For a butterfly feeding is just a diversion. The caterpillar spent most of his life filling the niche of eating, growing and developing. The primary duty of the butterfly is to mate. The male genitalia of certain butterflies rely on light-sensing cells to make sure they aren’t ejaculating into the open air.

The primary duty of the butterfly is to mate. After receiving sperm from her mate, the female deposits her eggs on the stems and leaves of plants. The eggs hatch into larvae, called caterpillars. Many species lay their eggs on specific plants which the caterpillars feed on when they hatch. After ejaculating sperm some butterflies produces a kind of wax which seals the female's orifice and prevent competitors from impregnating the female.

Butterfly Wing Colors and Markings

Butterfly wings are covered with microscopic scales that are key to giving them color. The incredible range of tones and shades are achieved by combining simple colors in different proportions, much like a digital color printer. Some scales even have ridges that diffuse and refract light, producing iridescent and metallic hues that change dramatically as the insect moves. [Source: Kevin Short, Daily Yomiuri]

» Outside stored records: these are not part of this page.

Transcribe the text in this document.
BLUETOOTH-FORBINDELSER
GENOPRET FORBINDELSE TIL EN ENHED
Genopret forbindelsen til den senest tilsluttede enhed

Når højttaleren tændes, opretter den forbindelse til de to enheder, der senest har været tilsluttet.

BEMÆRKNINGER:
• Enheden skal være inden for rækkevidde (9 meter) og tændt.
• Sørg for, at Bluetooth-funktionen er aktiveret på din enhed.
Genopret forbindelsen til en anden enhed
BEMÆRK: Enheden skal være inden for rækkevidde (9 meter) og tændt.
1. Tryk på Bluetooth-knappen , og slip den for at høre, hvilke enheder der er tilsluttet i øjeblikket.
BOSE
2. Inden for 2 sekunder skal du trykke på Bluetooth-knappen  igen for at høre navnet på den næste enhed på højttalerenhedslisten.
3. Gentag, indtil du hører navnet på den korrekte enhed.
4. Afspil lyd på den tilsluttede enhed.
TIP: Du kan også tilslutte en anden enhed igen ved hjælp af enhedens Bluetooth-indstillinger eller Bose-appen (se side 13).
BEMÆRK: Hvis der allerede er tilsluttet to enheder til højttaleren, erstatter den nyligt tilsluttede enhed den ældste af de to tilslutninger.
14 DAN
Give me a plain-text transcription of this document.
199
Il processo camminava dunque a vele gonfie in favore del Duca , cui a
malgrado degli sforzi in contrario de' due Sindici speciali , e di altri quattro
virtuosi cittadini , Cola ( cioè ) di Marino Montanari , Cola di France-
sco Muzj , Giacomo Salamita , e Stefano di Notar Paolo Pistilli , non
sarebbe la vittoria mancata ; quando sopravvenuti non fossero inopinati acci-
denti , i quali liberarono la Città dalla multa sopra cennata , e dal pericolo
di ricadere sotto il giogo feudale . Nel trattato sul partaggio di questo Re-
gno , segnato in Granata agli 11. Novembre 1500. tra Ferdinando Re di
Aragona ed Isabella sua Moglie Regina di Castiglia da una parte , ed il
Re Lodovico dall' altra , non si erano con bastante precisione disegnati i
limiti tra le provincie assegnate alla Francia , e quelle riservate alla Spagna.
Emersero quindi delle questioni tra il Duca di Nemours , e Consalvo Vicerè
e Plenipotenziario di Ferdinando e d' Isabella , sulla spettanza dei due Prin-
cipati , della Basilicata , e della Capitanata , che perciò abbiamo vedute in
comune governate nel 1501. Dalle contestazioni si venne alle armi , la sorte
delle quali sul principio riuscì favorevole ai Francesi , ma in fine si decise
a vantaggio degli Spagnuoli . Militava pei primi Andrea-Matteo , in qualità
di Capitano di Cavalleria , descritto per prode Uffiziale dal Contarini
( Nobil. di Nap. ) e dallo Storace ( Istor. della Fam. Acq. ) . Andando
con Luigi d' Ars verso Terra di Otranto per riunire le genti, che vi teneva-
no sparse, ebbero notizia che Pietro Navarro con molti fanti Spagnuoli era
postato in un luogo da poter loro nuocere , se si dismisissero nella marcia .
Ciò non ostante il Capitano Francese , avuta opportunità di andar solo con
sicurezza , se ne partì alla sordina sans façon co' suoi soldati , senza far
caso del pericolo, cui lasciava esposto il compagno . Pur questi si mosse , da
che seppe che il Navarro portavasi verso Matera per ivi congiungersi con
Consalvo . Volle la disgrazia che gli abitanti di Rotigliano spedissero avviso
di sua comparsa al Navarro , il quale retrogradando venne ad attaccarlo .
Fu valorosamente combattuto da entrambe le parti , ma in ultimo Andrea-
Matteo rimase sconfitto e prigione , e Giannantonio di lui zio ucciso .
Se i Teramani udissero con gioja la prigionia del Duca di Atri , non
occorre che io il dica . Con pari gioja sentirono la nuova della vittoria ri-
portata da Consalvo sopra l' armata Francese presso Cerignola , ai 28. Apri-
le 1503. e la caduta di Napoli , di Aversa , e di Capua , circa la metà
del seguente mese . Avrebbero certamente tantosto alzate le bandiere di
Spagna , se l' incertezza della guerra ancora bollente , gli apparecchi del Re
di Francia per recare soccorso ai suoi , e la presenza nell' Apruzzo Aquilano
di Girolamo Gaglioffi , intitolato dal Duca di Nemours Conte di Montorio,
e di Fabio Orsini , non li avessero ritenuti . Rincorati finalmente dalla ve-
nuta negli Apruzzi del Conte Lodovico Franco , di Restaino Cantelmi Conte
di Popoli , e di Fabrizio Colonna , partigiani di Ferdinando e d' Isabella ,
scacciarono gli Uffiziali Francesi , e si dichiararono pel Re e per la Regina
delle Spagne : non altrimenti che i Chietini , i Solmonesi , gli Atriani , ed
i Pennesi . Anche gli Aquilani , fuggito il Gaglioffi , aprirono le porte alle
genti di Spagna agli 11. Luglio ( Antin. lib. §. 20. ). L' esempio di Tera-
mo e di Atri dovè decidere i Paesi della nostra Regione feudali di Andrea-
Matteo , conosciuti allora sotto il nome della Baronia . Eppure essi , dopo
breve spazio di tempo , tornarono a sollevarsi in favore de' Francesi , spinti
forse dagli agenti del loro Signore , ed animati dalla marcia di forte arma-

Some butterflies and moths have large circular, high-contrast marks on their wings that were long though to be mimicking the eyes of predators’ of the butterfly’s own enemies. According to research by Martin Stevens of the University of Cambridge that does not seem to be the case. Rather the predators are simply avoiding the conspicuous marks and striking patterns as such marks and patterns are often an indicator of toxic substances. Stevens and his team tested their hypotheses by creating artificial butterflies from meal worms with paper “wings” with eye markings as well as wings with rectangles, numbers and single large spots and found that wild birds devoured the worms with shapes and numbers to the same degree as those with eyes. Why then do to the eye markings appears? It may have something to do with the way the wings develop.

Moths


Atlas moth, one of the largest lepidopterans, with a wingspan measuring up to 24 centimeters (9½ 4 inches) only surpassed in wingspan by the white witch (Thysania agrippina) and Attacus caesar

Moths make up about 80 percent of order that includes moths and butterflies. Moths come in a starling variety of colors and patterns. Their colors equal or maybe even exceed those of butterflies but are not as well appreciated because moths are generally smaller and mostly active only at night.

Moths are a favorite prey of birds. To avoid birds moths try to blend in with their background during the day when birds are active and fly around at night. Moths have other unique features. They don’t get caught in spider webs, because the scales in their wings get stuck to the web simply break away from the wing and the moth is able to make his getaway. Some species of moth have a long slender tube that is attached to their mouth and this is used to suck nectar from flowers.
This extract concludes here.